Auch das Material veränderte sich. Statt herkömmliches Hartsteinzeug wurde nun für die Geschirrspülmaschine taugliches Vitroporzellan eingesetzt. Das besonders bruchfeste Steinzeug wird heute noch gerne für finnisches Design verwendet. Der Relaunch der Serie kam 1981 mit dem neuen Namen Teema auf den Markt und wurde von Iittala hergestellt.
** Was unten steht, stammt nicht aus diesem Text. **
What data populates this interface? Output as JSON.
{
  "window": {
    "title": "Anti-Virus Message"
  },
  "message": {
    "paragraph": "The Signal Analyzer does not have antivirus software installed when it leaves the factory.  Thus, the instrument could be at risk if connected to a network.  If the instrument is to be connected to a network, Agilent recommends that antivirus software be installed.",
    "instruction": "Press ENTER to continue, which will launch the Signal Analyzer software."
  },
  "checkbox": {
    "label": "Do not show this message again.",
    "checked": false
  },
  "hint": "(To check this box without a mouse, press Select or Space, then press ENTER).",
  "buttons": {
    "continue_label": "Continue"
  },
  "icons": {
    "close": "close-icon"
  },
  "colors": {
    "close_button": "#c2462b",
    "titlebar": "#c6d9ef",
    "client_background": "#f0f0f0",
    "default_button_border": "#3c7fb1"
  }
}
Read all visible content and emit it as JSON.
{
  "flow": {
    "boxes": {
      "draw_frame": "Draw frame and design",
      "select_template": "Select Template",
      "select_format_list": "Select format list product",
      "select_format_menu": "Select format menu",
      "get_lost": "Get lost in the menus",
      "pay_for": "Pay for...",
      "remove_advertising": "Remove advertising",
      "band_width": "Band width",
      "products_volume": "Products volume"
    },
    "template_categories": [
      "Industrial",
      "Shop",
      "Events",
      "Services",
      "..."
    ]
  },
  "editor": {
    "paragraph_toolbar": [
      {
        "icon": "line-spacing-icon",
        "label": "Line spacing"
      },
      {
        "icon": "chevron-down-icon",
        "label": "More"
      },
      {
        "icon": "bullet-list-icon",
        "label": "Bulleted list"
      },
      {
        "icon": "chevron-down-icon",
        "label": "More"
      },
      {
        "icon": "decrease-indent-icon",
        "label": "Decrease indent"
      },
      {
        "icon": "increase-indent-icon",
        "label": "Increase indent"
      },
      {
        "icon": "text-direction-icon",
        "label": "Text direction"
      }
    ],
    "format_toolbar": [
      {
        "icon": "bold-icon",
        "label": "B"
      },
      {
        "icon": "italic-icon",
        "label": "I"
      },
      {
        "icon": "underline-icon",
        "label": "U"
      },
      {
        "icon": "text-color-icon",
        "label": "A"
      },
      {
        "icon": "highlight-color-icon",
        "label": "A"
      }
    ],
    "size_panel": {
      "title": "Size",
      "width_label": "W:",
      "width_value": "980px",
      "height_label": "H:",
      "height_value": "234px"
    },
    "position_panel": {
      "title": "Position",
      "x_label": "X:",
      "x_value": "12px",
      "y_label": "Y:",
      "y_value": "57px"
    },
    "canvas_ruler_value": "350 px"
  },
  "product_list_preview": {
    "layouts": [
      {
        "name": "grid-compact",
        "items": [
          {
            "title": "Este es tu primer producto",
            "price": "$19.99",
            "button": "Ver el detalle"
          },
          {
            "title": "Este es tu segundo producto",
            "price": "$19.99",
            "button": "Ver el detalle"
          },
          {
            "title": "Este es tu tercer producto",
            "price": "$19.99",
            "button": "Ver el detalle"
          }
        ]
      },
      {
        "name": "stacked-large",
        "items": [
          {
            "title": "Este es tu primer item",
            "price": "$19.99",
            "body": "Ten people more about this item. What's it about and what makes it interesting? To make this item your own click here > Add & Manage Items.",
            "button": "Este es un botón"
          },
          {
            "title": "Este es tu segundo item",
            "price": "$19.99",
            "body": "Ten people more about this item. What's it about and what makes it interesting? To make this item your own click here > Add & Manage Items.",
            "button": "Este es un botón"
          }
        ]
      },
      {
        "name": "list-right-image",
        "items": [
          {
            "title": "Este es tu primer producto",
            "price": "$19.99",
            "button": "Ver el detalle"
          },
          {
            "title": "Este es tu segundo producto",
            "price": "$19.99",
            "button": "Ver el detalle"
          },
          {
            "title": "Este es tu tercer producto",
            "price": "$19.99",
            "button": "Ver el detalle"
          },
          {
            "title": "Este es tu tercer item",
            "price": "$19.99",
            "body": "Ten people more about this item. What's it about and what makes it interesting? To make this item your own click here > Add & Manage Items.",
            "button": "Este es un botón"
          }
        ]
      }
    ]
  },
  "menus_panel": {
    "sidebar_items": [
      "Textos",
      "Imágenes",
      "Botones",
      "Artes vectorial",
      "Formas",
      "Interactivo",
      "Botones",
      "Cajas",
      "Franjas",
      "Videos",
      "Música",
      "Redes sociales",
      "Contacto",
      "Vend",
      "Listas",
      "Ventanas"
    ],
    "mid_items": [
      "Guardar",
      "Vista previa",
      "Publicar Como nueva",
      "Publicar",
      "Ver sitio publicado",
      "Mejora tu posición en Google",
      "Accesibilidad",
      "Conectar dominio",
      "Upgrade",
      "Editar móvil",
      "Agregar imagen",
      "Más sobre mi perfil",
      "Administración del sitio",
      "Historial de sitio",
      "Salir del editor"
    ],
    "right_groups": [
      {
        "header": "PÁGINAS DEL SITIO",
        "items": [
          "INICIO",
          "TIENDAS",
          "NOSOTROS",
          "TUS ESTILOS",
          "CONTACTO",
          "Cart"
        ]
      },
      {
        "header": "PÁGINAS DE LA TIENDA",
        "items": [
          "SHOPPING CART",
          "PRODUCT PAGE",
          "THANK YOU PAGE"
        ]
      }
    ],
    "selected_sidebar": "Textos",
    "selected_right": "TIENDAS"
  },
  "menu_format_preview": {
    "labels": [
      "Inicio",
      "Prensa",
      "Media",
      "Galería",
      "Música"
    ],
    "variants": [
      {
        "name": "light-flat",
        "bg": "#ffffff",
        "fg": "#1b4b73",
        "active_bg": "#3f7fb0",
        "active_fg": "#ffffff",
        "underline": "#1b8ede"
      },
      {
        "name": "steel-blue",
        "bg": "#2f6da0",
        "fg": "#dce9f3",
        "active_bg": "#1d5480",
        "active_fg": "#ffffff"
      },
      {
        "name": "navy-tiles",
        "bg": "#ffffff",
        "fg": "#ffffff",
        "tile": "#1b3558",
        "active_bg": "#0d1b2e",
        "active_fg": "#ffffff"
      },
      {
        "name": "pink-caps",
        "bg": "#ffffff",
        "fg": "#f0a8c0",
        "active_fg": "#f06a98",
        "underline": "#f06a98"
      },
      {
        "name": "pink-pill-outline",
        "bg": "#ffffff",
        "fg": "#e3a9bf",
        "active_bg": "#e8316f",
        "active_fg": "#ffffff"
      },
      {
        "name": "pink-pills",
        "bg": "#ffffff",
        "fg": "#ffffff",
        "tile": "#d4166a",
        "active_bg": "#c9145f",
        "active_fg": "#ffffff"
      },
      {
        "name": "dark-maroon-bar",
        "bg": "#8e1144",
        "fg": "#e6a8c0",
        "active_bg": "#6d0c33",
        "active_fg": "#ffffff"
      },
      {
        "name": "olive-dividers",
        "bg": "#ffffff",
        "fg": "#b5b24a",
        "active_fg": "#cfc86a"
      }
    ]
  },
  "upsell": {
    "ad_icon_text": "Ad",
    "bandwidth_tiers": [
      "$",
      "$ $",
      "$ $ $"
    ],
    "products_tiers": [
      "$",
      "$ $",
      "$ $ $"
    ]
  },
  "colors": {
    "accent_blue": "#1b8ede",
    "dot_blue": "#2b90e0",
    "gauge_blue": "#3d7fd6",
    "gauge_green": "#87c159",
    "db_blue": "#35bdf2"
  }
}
Iittala Teema ist auch heute noch eine beliebte Geschirrserie, die nicht nur in Skandinavien, sondern auf der gesamten Welt bekannt ist.
Nach Francks Tod übernahm sein enger Freund und Kollege Heikki Orvola die Verantwortung für die Entwürfe und erdachte neue Farben und Geschirrteile. 2019 führte Iittala die neue Farbe Puder ein. Der milde erfrischende Farbton fügt sich hervorragend in die klassische Iittala Teema Serie ein und erinnert an idyllische Sonnenuntergänge in Skandinavien. Aktuell ist Teema in Weiß in einem breiteren Sortiment aufgestellt, während die Farben Grau, Schwarz, Rot, Blau und Puder nur in einem begrenzten Maß erhältlich sind.